Ist kein ausreichendes Vermögen vorhanden, um die Pflege im Alter zu finanzieren, sind die Angehörigen gesetzlich verpflichtet, die Kosten zu tragen. Erst in letzter Instanz springt das Sozialamt ein. "Die Pflegebedürftigkeit ist ein Risiko, das es abzusichern gilt ­ das erkennen viele erst, wenn es zu spät ist", hat Gerd Heming, Vorsitzender des Bundes der Pflegeversicherten, beobachtet.

Je jünger und gesünder, desto günstiger sind die Beiträge in der privaten Pflegezusatzversicherung. Denn eine Gesundheitsprüfung ist obligatorisch. Daher sei es sinnvoll, so Bianca Höwe, ab dem 40sten Lebensjahr über den Extraschutz nachzudenken. Der Markt hat zwei Varianten von Policen zu bieten: Die Pflegetagegeld- und die Pflegekostenversicherung.

Fester Satz pro Tag

Das Tagegeld gewährt einen vertraglich vereinbarten Tagessatz (zwischen 20 und 50 Euro sind je nach individueller Altersvorsorge sinnvoll), über den der Versicherte frei verfügen kann. Dieses Modell kann zur Finanzierung sämtlicher Pflegeoptionen herangezogen werden, ganz gleich ob die Pflege durch Angehörige, einen ambulanten Dienst oder in einem Heim erfolgt.

Zuschuss aufstocken

Die Pflegekostenversicherung eignet sich eher für die Pflege in einem Heim, denn hier wird der gesetzliche Zuschuss um einen bestimmten Prozentsatz aufgestockt. Rund 70 Prozent der Pflegebedürftigen werden zu Hause durch Angehörige versorgt, wobei Pflegestufe I und II viel häufiger vorkommen als Stufe III. Eine Police sollte also auch in diesen Fällen leisten.

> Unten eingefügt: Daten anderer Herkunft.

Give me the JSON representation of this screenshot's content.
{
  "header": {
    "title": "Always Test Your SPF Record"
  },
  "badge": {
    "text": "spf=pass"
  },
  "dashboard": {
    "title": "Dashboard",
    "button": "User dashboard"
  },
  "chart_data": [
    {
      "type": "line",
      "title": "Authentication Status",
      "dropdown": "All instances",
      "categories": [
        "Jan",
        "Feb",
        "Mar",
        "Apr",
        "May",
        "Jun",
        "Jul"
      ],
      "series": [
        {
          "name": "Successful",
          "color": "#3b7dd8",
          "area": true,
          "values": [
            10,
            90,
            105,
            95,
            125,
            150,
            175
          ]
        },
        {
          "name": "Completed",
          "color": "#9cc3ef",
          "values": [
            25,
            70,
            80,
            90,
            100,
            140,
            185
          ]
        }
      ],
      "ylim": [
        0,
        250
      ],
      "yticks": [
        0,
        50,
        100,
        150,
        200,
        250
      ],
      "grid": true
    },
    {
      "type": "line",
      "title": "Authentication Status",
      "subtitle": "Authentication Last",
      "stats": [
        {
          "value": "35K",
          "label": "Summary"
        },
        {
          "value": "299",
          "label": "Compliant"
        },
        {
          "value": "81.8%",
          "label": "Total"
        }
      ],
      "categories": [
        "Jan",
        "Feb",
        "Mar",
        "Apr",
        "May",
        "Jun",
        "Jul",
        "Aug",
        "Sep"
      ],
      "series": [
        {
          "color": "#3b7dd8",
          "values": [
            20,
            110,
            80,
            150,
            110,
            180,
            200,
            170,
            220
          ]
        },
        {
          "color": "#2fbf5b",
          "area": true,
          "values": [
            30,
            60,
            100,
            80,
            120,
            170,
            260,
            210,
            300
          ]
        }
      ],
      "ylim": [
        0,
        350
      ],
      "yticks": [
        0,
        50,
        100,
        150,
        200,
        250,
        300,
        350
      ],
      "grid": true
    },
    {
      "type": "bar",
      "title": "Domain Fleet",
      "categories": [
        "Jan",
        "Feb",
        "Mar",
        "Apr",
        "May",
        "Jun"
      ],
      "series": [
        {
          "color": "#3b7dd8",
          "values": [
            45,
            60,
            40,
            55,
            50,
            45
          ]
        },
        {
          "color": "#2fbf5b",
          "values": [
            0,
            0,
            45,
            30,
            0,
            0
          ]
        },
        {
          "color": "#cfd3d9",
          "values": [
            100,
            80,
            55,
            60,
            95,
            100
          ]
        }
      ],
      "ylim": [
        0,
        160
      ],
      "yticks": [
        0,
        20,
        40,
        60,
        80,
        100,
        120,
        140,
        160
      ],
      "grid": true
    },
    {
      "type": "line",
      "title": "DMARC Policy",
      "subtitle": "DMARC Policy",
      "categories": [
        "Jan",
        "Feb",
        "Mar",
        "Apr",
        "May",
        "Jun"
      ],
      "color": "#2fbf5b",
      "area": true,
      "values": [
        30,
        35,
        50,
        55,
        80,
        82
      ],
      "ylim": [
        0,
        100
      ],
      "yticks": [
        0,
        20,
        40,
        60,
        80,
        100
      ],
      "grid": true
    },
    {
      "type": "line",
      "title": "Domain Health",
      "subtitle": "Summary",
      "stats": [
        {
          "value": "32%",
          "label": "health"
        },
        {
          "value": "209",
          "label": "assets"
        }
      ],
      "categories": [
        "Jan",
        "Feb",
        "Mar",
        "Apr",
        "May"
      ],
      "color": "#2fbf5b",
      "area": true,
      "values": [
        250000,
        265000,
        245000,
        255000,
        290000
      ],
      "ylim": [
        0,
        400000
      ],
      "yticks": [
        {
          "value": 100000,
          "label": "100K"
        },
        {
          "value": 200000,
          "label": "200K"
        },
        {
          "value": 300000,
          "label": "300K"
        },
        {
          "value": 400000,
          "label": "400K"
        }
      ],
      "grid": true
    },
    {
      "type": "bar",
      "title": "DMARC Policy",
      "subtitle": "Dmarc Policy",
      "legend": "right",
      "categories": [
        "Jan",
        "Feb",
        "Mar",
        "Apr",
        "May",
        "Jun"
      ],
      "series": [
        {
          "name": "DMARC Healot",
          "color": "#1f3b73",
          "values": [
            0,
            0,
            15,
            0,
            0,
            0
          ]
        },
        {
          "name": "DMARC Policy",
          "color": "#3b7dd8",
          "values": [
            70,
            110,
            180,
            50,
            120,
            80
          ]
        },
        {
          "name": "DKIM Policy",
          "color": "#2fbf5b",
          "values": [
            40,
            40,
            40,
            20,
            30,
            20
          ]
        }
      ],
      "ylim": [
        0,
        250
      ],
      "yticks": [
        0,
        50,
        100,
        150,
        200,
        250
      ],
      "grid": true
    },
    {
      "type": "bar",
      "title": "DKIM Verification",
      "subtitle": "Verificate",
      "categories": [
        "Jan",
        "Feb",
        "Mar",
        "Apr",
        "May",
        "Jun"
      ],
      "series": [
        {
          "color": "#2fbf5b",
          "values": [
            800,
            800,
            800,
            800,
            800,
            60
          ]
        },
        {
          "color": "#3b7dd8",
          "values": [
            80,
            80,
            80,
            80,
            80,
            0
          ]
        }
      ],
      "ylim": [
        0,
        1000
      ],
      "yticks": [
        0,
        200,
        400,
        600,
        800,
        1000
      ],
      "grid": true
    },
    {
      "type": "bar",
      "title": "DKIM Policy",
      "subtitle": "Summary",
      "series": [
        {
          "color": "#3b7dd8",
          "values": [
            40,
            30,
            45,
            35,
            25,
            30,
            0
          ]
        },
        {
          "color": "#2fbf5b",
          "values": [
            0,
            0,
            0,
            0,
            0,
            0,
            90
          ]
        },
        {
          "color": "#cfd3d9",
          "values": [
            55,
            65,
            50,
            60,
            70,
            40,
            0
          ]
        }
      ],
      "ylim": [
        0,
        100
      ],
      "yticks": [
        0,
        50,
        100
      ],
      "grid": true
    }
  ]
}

Eine stabile finanzielle Vorsorge garantiert allerdings keine qualitativ gute Versorgung in den Heimen, in denen zum Teil wegen Zeit- und Personalmangel unwürdige Zustände herrschen. "Nur zehn Prozent aller Heime pflegen gut", stellt Heming vom Bund der Pflegeversicherten fest. Aber: "Je weniger man vorgesorgt hat, umso mehr ist man auf ein Heim angewiesen" ­ mit entsprechendem Finanzpolster könne man es sich leisten, professionell gepflegt zu werden, findet Heming.